J'amorce un mouvement afin de quitter les toilettes. S'il pense que je vais céder, il se fourre le doigt dans l'œil. Si mon corps a connu des assauts bestiaux et rugissants, ma bouche est un temple que je désire garder à l'abri de toute sorte de profanation. Aucun baiser ne l'a effleurée, aucune queue ne l'a souillée et ce n'est pas aujourd'hui que ça va changer.
La paume de Rayan se referme sur mon bras avant que je n'enclenche la poignée de porte. Il me tire vers l'arrière, me plaque contre son torse alors que son érection se presse contre mes fesses.
— Où penses-tu aller, Fox ? susurre-t-il en déboutonnant mon jean. Nous savons tous les deux que tu as besoin de te faire prendre pour trouver un semblant de paix.
— Ta gueule, connard !
— Je vais te donner ce que tu attends, mais, ne pense pas pouvoir te défiler éternellement. Je finirais par t'avoir. Entièrement.
L'espoir fait vivre, trou du cul !
— Agis plus rapidement, je vais finir par perdre patience.

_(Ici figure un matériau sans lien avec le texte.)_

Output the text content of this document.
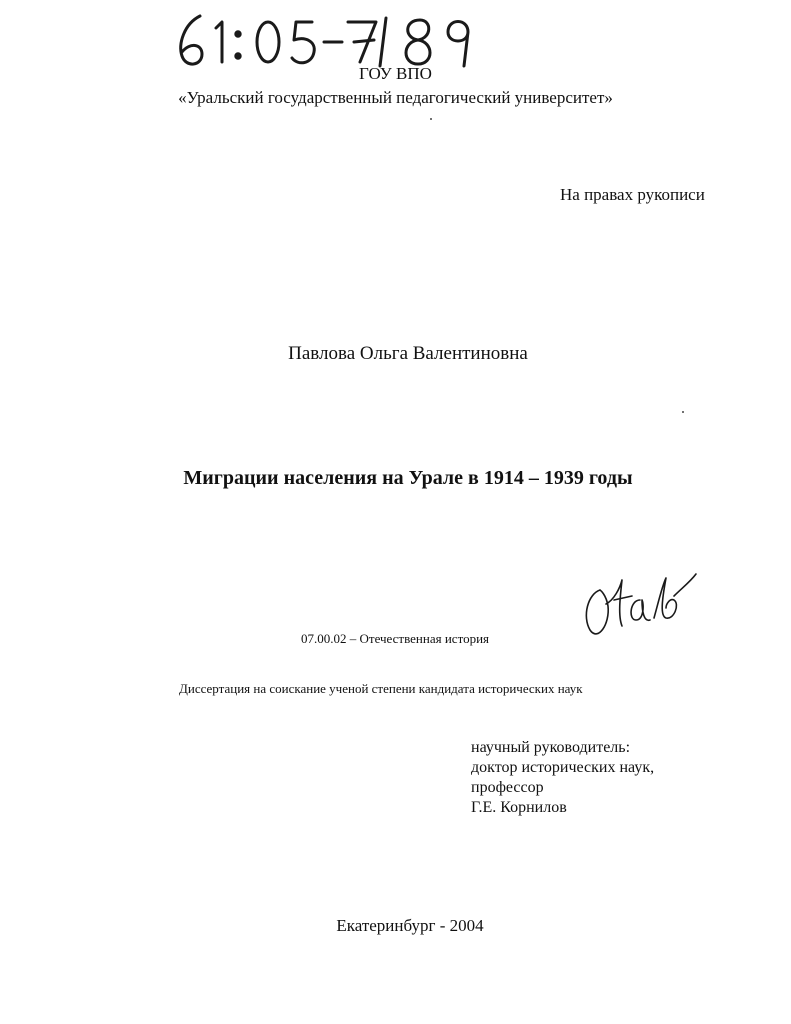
ГОУ ВПО
«Уральский государственный педагогический университет»
На правах рукописи
Павлова Ольга Валентиновна
Миграции населения на Урале в 1914 – 1939 годы
07.00.02 – Отечественная история
Диссертация на соискание ученой степени кандидата исторических наук
научный руководитель:
доктор исторических наук,
профессор
Г.Е. Корнилов
Екатеринбург - 2004
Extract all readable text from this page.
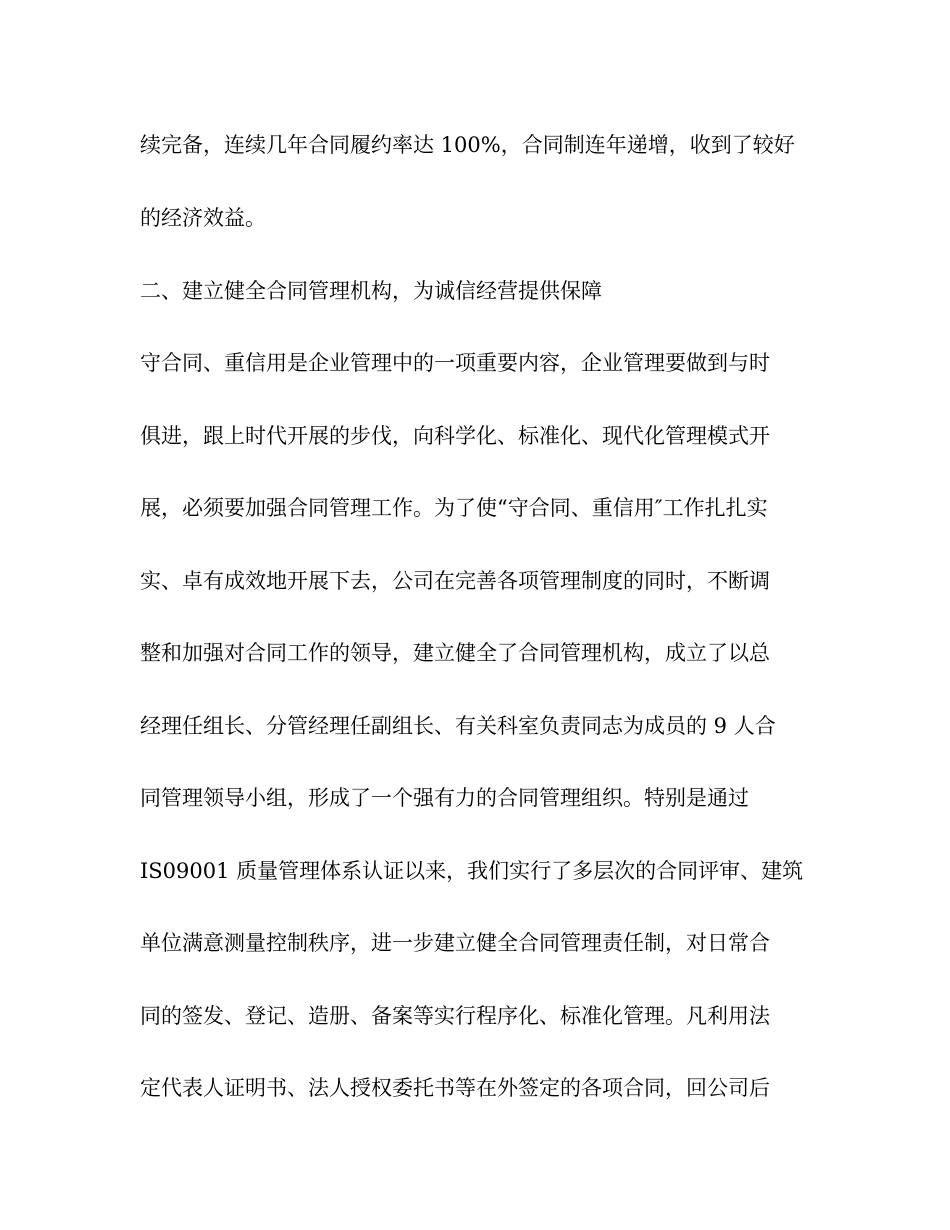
续完备，连续几年合同履约率达 100%，合同制连年递增，收到了较好

的经济效益。

二、建立健全合同管理机构，为诚信经营提供保障

守合同、重信用是企业管理中的一项重要内容，企业管理要做到与时

俱进，跟上时代开展的步伐，向科学化、标准化、现代化管理模式开

展，必须要加强合同管理工作。为了使“守合同、重信用″工作扎扎实

实、卓有成效地开展下去，公司在完善各项管理制度的同时，不断调

整和加强对合同工作的领导，建立健全了合同管理机构，成立了以总

经理任组长、分管经理任副组长、有关科室负责同志为成员的 9 人合

同管理领导小组，形成了一个强有力的合同管理组织。特别是通过

IS09001 质量管理体系认证以来，我们实行了多层次的合同评审、建筑

单位满意测量控制秩序，进一步建立健全合同管理责任制，对日常合

同的签发、登记、造册、备案等实行程序化、标准化管理。凡利用法

定代表人证明书、法人授权委托书等在外签定的各项合同，回公司后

Son rire s'échoue sur ma joue en même temps qu'un frisson de gêne me traverse l'échine. Il a raison, et ça me bute de l'admettre. J'ai besoin de ça pour oublier, pour m'évader et le pire, c'est que je ne prends même pas mon pied.
Dans un geste brusque, il me baisse le pantalon jusqu'aux genoux tandis que j'entends la fermeture éclair du sien s'ouvrir. Son souffle ricoche sur ma peau, sa respiration se hache alors qu'il m'empoigne fermement. Je serre les dents, clos les paupières et lâche un grognement caverneux lorsqu'il me pénètre sans ménagement. J'encaisse la brûlure de son assaut, la douleur qui me pourfend alors qu'une larme roule sur ma joue.
Il n'y va pas de main morte, c'est désagréable et j'aimerais disparaître, pourtant, je ne lui en veux aucunement. Je suis le seul à blâmer pour les sévices que je m'impose, parce que, j'ai parfaitement conscience que si je lui demandais de s'arrêter, il le ferait sans l'ombre d'une hésitation. Mais je ne le souhaite pas.
L'envie de crever s'immisce en moi, aussi violemment que les coups de boutoir que m'assène Rayan. Elle se glisse dans mes veines, sillonne son chemin tel un poison qui se répand dans mon sang brûlant. Cependant, je n'y succomberais pas, à cette belle envoûtante, vile tentatrice qui me susurre de lâcher prise. Non, je ne la laisserais pas me dominer, pas avant d'avoir retrouver le meurtrier de mon frère.